Last week in review:
Greek banks reopened on Monday of last week, although stocks remained closed. Greece then repaid 6.8 billion euros due to the European Central Bank and the International Monetary Fund. However, liquidity problems are the still the biggest concern as banks had 40 billion euros withdrawn in the 6 months prior to banks closing. On Wednesday, the Greek parliament approved reform measures to further open the door toward negotiations of a Greek bailout. The amount of money needed for the bailout is estimated at 86 billion euros.
In terms of economic data in the US, it was a light week last week. Both existing and new home sales were better than expected and jobless claims were lower than expected.
Treasuries prices have moved higher today as stocks have experienced a large move downwards. Stocks in China lead the decline as they dropped almost 8.5% in the overnight trading hours due to poor industrial economic data.
The week ahead:
The 10 year treasury reached 2.21% this morning, nearing the low end of the range. Resistance comes in around 2.19%, with 2.13% being the bottom of the range if it goes below 2.19%. On the reverse side, if we see a sell off soon, the first support doesn’t come in until 2.50%, with the top of the range being around 2.65%.
For economic data, it will be a packed week. On Tuesday we have the CS home price index, as well as consumer confidence. Home prices are expected to increase by 0.30% for the month of May.

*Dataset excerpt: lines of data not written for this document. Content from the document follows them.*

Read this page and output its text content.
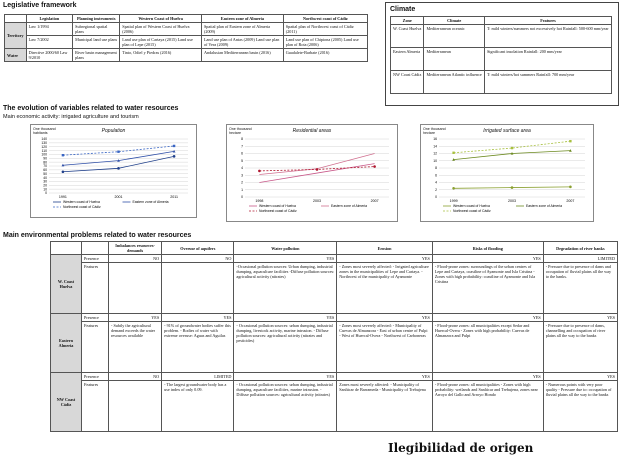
Legislative framework
	Legislation	Planning instruments	Western Coast of Huelva	Eastern zone of Almeria	Northwest coast of Cádiz
Territory	Law 1/1994	Subregional spatial plans	Spatial plan of Western Coast of Huelva (2006)	Spatial plan of Eastern zone of Almeria (2009)	Spatial plan of Northwest coast of Cádiz (2011)
	Law 7/2002	Municipal land use plans	Land use plan of Cartaya (2015) Land use plan of Lepe (2015)	Land use plan of Antas (2009) Land use plan of Vera (2009)	Land use plan of Chipiona (2005) Land use plan of Rota (2006)
Water	Directive 2000/60 Law 9/2010	River basin management plans	Tinto, Odiel y Piedras (2016)	Andalusian Mediterranean basin (2016)	Guadalete-Barbate (2016)
Climate
Zone	Climate	Features
W. Coast Huelva	Mediterranean oceanic	T: mild winters/summers not excessively hot Rainfall: 500-600 mm/year
Eastern Almeria	Mediterranean	Significant insolation Rainfall: 200 mm/year
NW Coast Cádiz	Mediterranean Atlantic influence	T: mild winters/hot summers Rainfall: 700 mm/year
The evolution of variables related to water resources
Main economic activity: irrigated agriculture and tourism
Population
One thousand habitants
0
10
20
30
40
50
60
70
80
90
100
110
120
130
140
1991	2001	2011
Western coast of Huelva	Eastern zone of Almeria
Northwest coast of Cádiz
Residential areas
One thousand hectare
0
1
2
3
4
5
6
7
8
1998	2003	2007
Western coast of Huelva	Eastern zone of Almeria
Northwest coast of Cádiz
Irrigated surface area
One thousand hectare
0
2
4
6
8
10
12
14
16
1999	2003	2007
Western coast of Huelva	Eastern zone of Almeria
Northwest coast of Cádiz
Main environmental problems related to water resources
		Imbalances resources-demands	Overuse of aquifers	Water pollution	Erosion	Risks of flooding	Degradation of river banks
W. Coast Huelva	Presence	NO	NO	YES	YES	YES	LIMITED
	Features			-Occasional pollution sources: Urban dumping, industrial dumping, aquaculture facilities -Diffuse pollution sources: agricultural activity (nitrates)	- Zones most severely affected: - Irrigated agriculture zones in the municipalities of Lepe and Cartaya. - Northwest of the municipality of Ayamonte	- Flood-prone zones: surroundings of the urban centres of Lepe and Cartaya, coastline of Ayamonte and Isla Cristina - Zones with high probability: coastline of Ayamonte and Isla Cristina	- Pressure due to presence of dams and occupation of fluvial plains all the way to the banks.
Eastern Almeria	Presence	YES	YES	YES	YES	YES	YES
	Features	- Subtly the agricultural demand exceeds the water resources available	- 91% of groundwater bodies suffer this problem. - Bodies of water with extreme overuse: Aguas and Aguilas	- Occasional pollution sources: urban dumping, industrial dumping, livestock activity, marine intrusion. - Diffuse pollution sources: agricultural activity (nitrates and pesticides)	- Zones most severely affected: - Municipality of Cuevas de Almanzora - East of urban centre of Pulpi - West of Huercal-Overa - Northwest of Carboneras	- Flood-prone zones: all municipalities except Sedar and Huercal-Overa - Zones with high probability: Cuevas de Almanzora and Pulpi	- Pressure due to presence of dams, channelling and occupation of river plains all the way to the banks
NW Coast Cádiz	Presence	NO	LIMITED	YES	YES	YES	YES
	Features		- The largest groundwater body has a use index of only 0.09.	- Occasional pollution sources: urban dumping, industrial dumping, aquaculture facilities, marine intrusion. - Diffuse pollution sources: agricultural activity (nitrates)	Zones most severely affected: - Municipality of Sanlúcar de Barrameda - Municipality of Trebujena	- Flood-prone zones: all municipalities - Zones with high probability: wetlands and Sanlúcar and Trebujena, zones near Arroyo del Gallo and Arroyo Hondo	- Numerous points with very poor quality - Pressure due to: occupation of fluvial plains all the way to the banks
Ilegibilidad de origen
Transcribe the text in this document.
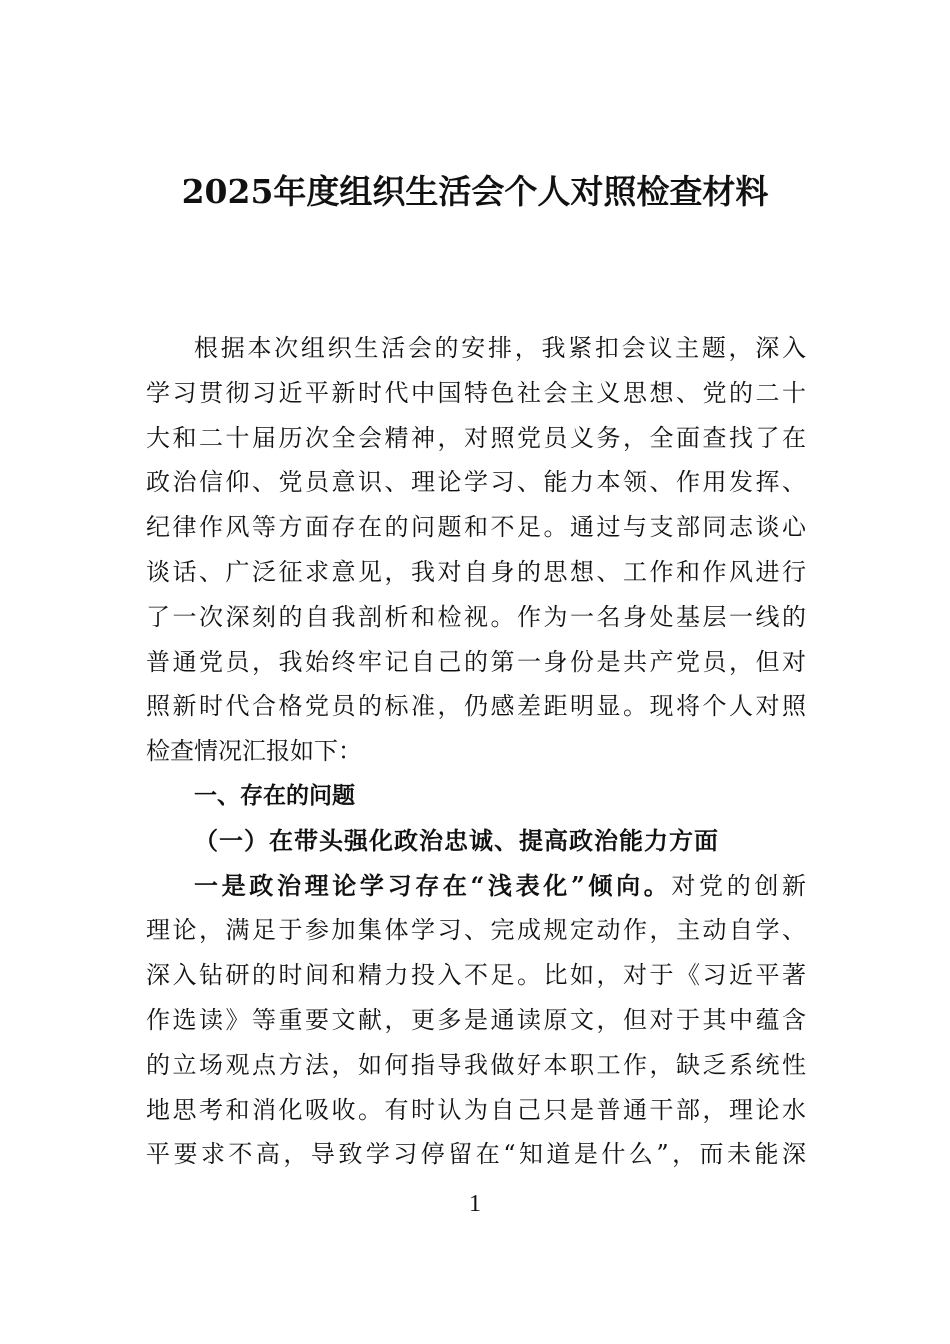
2025年度组织生活会个人对照检查材料
根据本次组织生活会的安排，我紧扣会议主题，深入
学习贯彻习近平新时代中国特色社会主义思想、党的二十
大和二十届历次全会精神，对照党员义务，全面查找了在
政治信仰、党员意识、理论学习、能力本领、作用发挥、
纪律作风等方面存在的问题和不足。通过与支部同志谈心
谈话、广泛征求意见，我对自身的思想、工作和作风进行
了一次深刻的自我剖析和检视。作为一名身处基层一线的
普通党员，我始终牢记自己的第一身份是共产党员，但对
照新时代合格党员的标准，仍感差距明显。现将个人对照
检查情况汇报如下：
一、存在的问题
（一）在带头强化政治忠诚、提高政治能力方面
一是政治理论学习存在“浅表化”倾向。对党的创新
理论，满足于参加集体学习、完成规定动作，主动自学、
深入钻研的时间和精力投入不足。比如，对于《习近平著
作选读》等重要文献，更多是通读原文，但对于其中蕴含
的立场观点方法，如何指导我做好本职工作，缺乏系统性
地思考和消化吸收。有时认为自己只是普通干部，理论水
平要求不高，导致学习停留在“知道是什么”，而未能深
1
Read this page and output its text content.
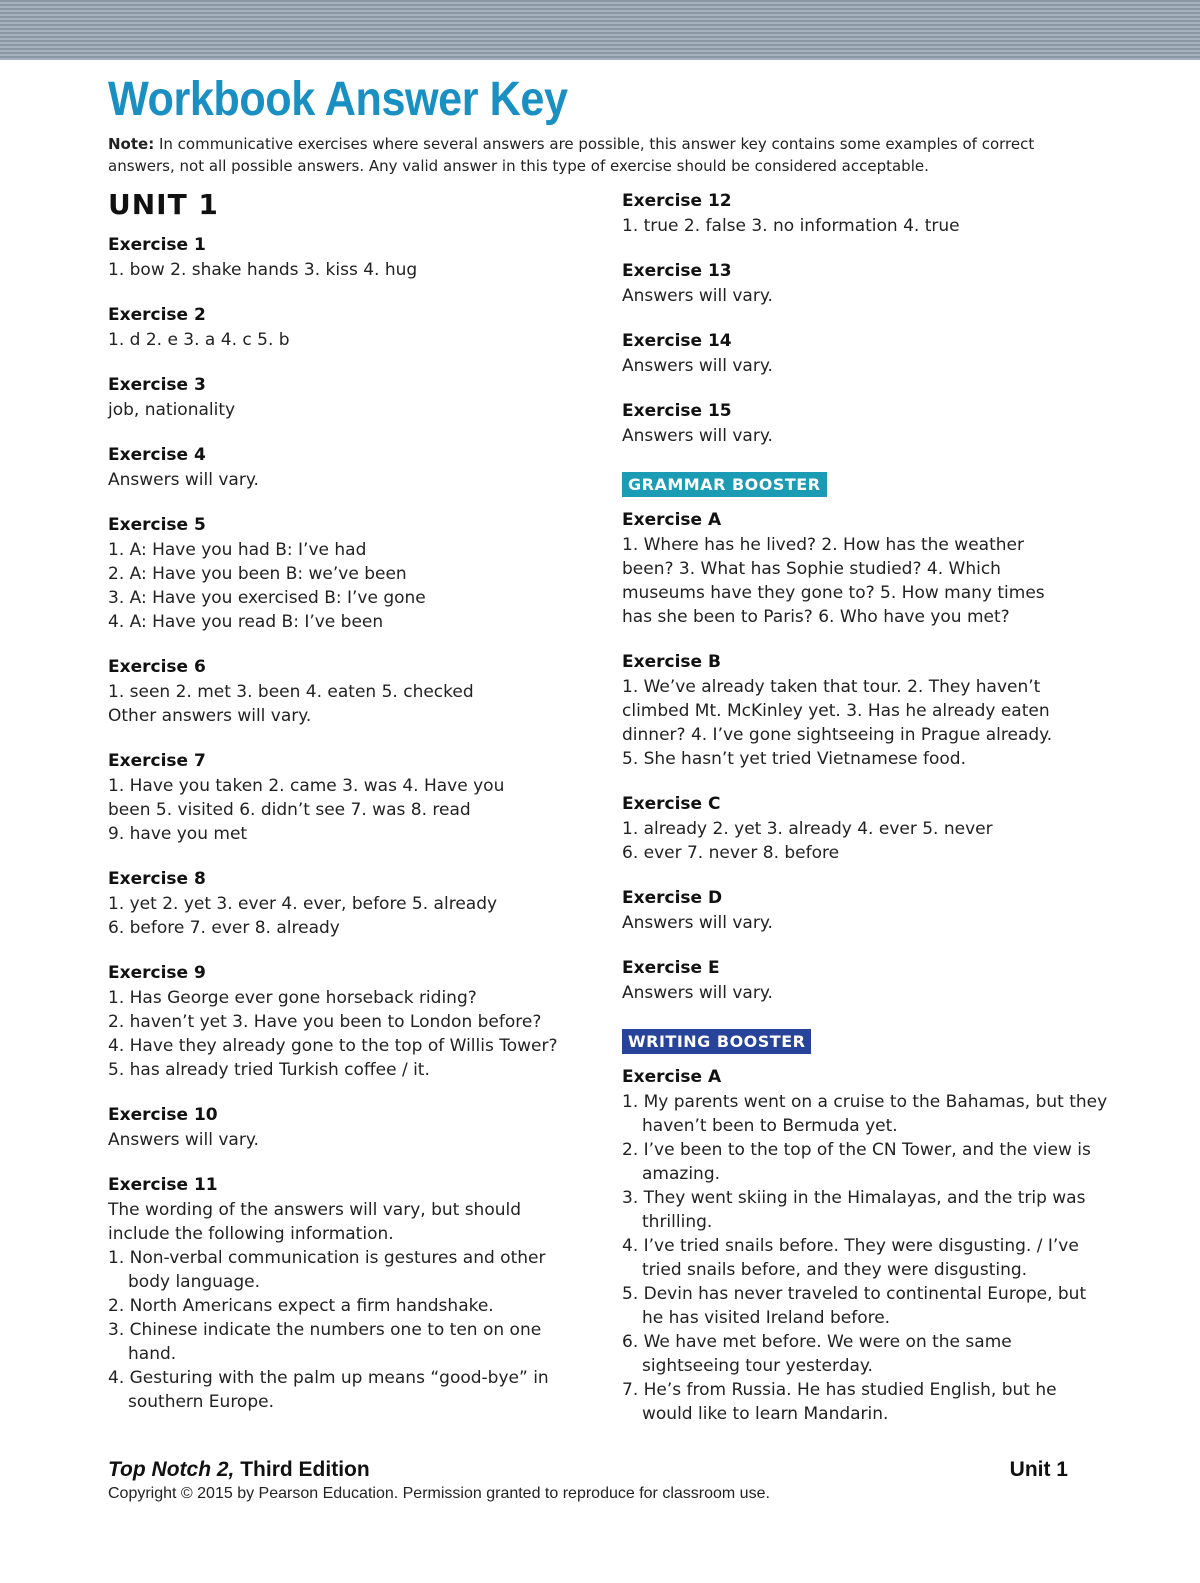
Workbook Answer Key

Note: In communicative exercises where several answers are possible, this answer key contains some examples of correct answers, not all possible answers. Any valid answer in this type of exercise should be considered acceptable.

UNIT 1
Exercise 1
1. bow 2. shake hands 3. kiss 4. hug
Exercise 2
1. d 2. e 3. a 4. c 5. b
Exercise 3
job, nationality
Exercise 4
Answers will vary.
Exercise 5
1. A: Have you had B: I’ve had
2. A: Have you been B: we’ve been
3. A: Have you exercised B: I’ve gone
4. A: Have you read B: I’ve been
Exercise 6
1. seen 2. met 3. been 4. eaten 5. checked
Other answers will vary.
Exercise 7
1. Have you taken 2. came 3. was 4. Have you
been 5. visited 6. didn’t see 7. was 8. read
9. have you met
Exercise 8
1. yet 2. yet 3. ever 4. ever, before 5. already
6. before 7. ever 8. already
Exercise 9
1. Has George ever gone horseback riding?
2. haven’t yet 3. Have you been to London before?
4. Have they already gone to the top of Willis Tower?
5. has already tried Turkish coffee / it.
Exercise 10
Answers will vary.
Exercise 11
The wording of the answers will vary, but should
include the following information.
1. Non-verbal communication is gestures and other body language.
2. North Americans expect a firm handshake.
3. Chinese indicate the numbers one to ten on one hand.
4. Gesturing with the palm up means “good-bye” in southern Europe.
Exercise 12
1. true 2. false 3. no information 4. true
Exercise 13
Answers will vary.
Exercise 14
Answers will vary.
Exercise 15
Answers will vary.
GRAMMAR BOOSTER
Exercise A
1. Where has he lived? 2. How has the weather
been? 3. What has Sophie studied? 4. Which
museums have they gone to? 5. How many times
has she been to Paris? 6. Who have you met?
Exercise B
1. We’ve already taken that tour. 2. They haven’t
climbed Mt. McKinley yet. 3. Has he already eaten
dinner? 4. I’ve gone sightseeing in Prague already.
5. She hasn’t yet tried Vietnamese food.
Exercise C
1. already 2. yet 3. already 4. ever 5. never
6. ever 7. never 8. before
Exercise D
Answers will vary.
Exercise E
Answers will vary.
WRITING BOOSTER
Exercise A
1. My parents went on a cruise to the Bahamas, but they haven’t been to Bermuda yet.
2. I’ve been to the top of the CN Tower, and the view is amazing.
3. They went skiing in the Himalayas, and the trip was thrilling.
4. I’ve tried snails before. They were disgusting. / I’ve tried snails before, and they were disgusting.
5. Devin has never traveled to continental Europe, but he has visited Ireland before.
6. We have met before. We were on the same sightseeing tour yesterday.
7. He’s from Russia. He has studied English, but he would like to learn Mandarin.
Top Notch 2, Third Edition	Unit 1
Copyright © 2015 by Pearson Education. Permission granted to reproduce for classroom use.
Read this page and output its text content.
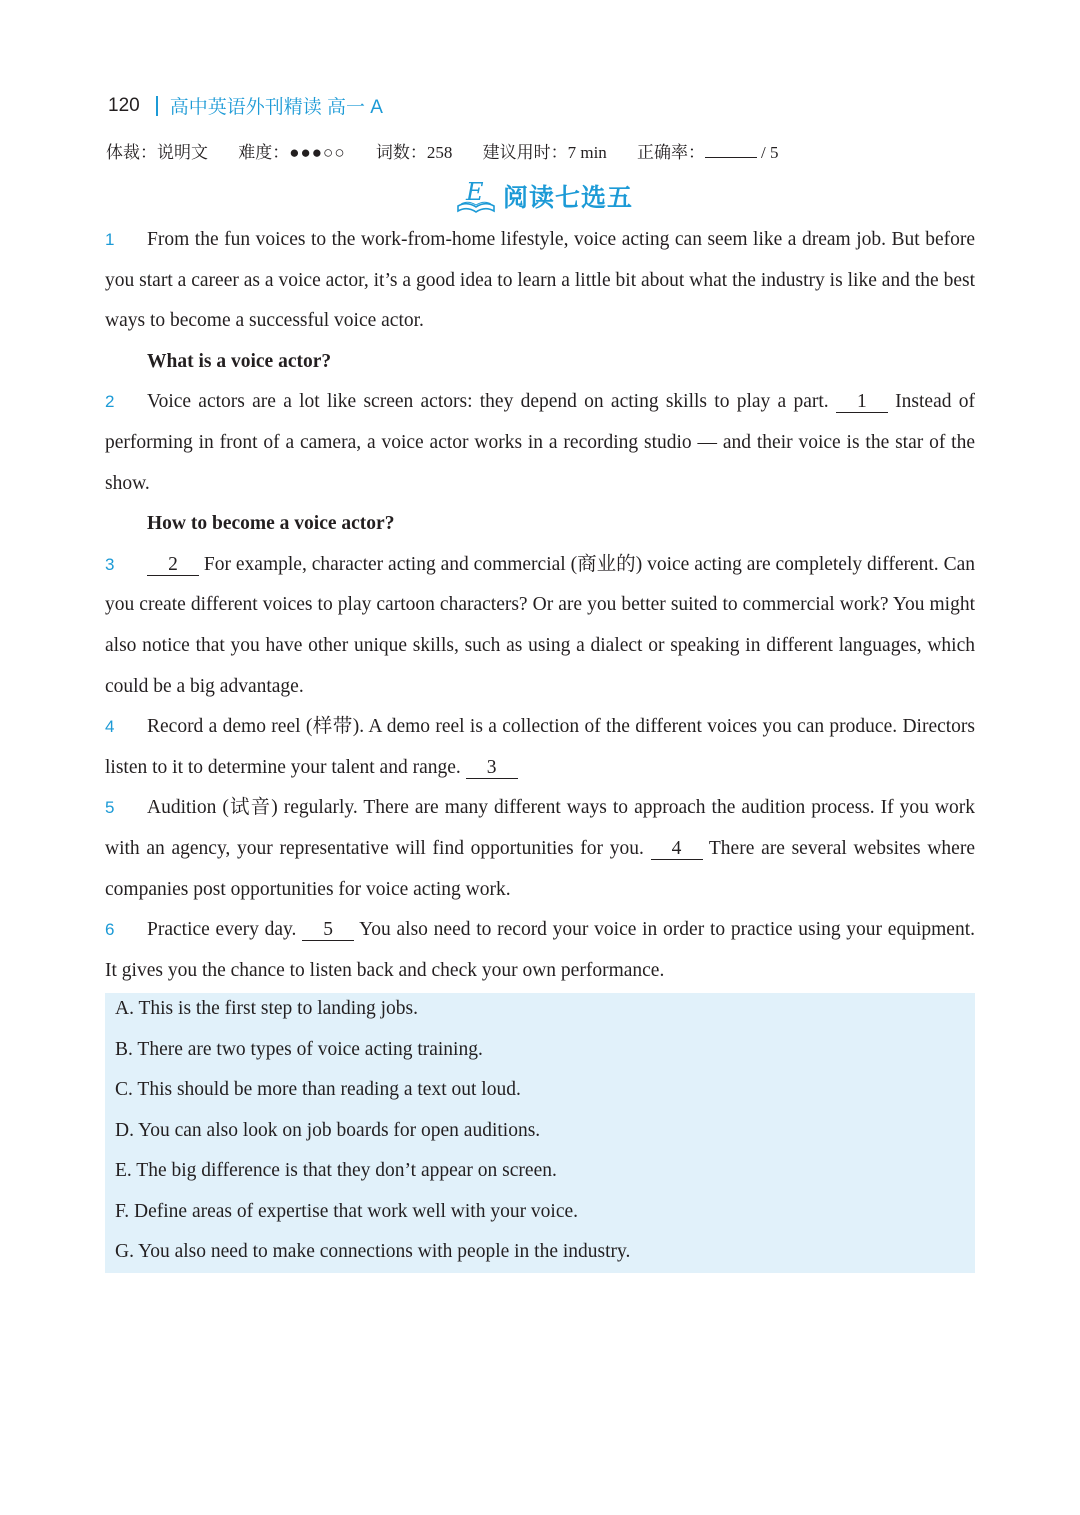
120 高中英语外刊精读 高一 A
体裁：说明文 难度：●●●○○ 词数：258 建议用时：7 min 正确率：	/ 5
E 阅读七选五

1 From the fun voices to the work-from-home lifestyle, voice acting can seem like a dream job. But before you start a career as a voice actor, it’s a good idea to learn a little bit about what the industry is like and the best ways to become a successful voice actor.

What is a voice actor?

2 Voice actors are a lot like screen actors: they depend on acting skills to play a part. 1 Instead of performing in front of a camera, a voice actor works in a recording studio — and their voice is the star of the show.

How to become a voice actor?

3	2 For example, character acting and commercial (商业的) voice acting are completely different. Can you create different voices to play cartoon characters? Or are you better suited to commercial work? You might also notice that you have other unique skills, such as using a dialect or speaking in different languages, which could be a big advantage.

4 Record a demo reel (样带). A demo reel is a collection of the different voices you can produce. Directors listen to it to determine your talent and range. 3

5 Audition (试音) regularly. There are many different ways to approach the audition process. If you work with an agency, your representative will find opportunities for you. 4 There are several websites where companies post opportunities for voice acting work.

6 Practice every day. 5 You also need to record your voice in order to practice using your equipment. It gives you the chance to listen back and check your own performance.

A. This is the first step to landing jobs.
B. There are two types of voice acting training.
C. This should be more than reading a text out loud.
D. You can also look on job boards for open auditions.
E. The big difference is that they don’t appear on screen.
F. Define areas of expertise that work well with your voice.
G. You also need to make connections with people in the industry.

On Wednesday of this week the fed will be releasing their July federal funds rate decision, but they are expected to leave the target rate at 25 bps for now. On Thursday, US GDP, weekly jobless claims, and personal consumer are coming out. GDP is expected to grow at an annualized pace of 2.5% in the second quarter. Finally, on Friday, we have the University of Michigan consumer sentiment index.